Search code examples
postgresqlpercentile

Postgres percentile_cont with cardinality


I have been using the new percentile_cont in Postgres to calculate percentiles for a table ever since it was launched. However, we are now changing the table to include cardinality for each row, and I'm unsure as to how to implement percentile_cont to take this into account.

Let's say the table looked like this before:

+--------+--------------+
| name   | age          |
+--------+--------------+
|  Joe   | 10           |
+--------+--------------+
|  Bob   | 11           |
+--------+--------------+
|  Lisa  | 12           |
+--------+--------------+

Calculating the 85th percentile for age in the set would simply be done using: percentile_cont(0.85) WITHIN group (ORDER BY age asc) 85

Now, we have a cardinality for each name (the number of people with that specific name). It looks something like this:

+--------------+--------+
| name   | age | count  |
+--------+-----+--------+
|  Joe   | 10  |   2    |
+--------+-----+--------+
|  Bob   | 11  |   1    |
+--------+-----+--------+
|  Lisa  | 12  |   1    |
+--------+-----+--------+

Is there any way to use percentile_cont or any other built in function in Postgres to calculate the percentile taking the count/cardinality into account?


Solution

  • The most obvious solution is to duplicate rows according to count.

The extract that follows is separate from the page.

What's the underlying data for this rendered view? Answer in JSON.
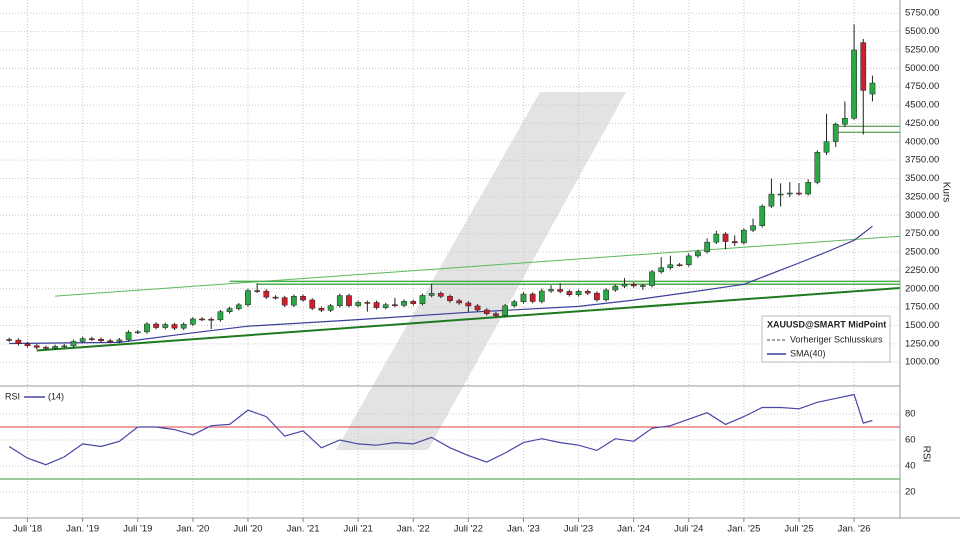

    The first thing I thought of was a recursive query:

    with recursive data (name, age, count) as (
        select * 
        from a_table
    union all
        select name, age, count- 1
        from data
        where count > 1
        )
    select name, age 
    from data
    order by name, age;
    

    In Postgres, you can use generate_series() to get the same in an easier and faster way.

    select name, age
    from a_table
    cross join generate_series(1, count)
    order by name, age;
    

    Test it in db<>fiddle.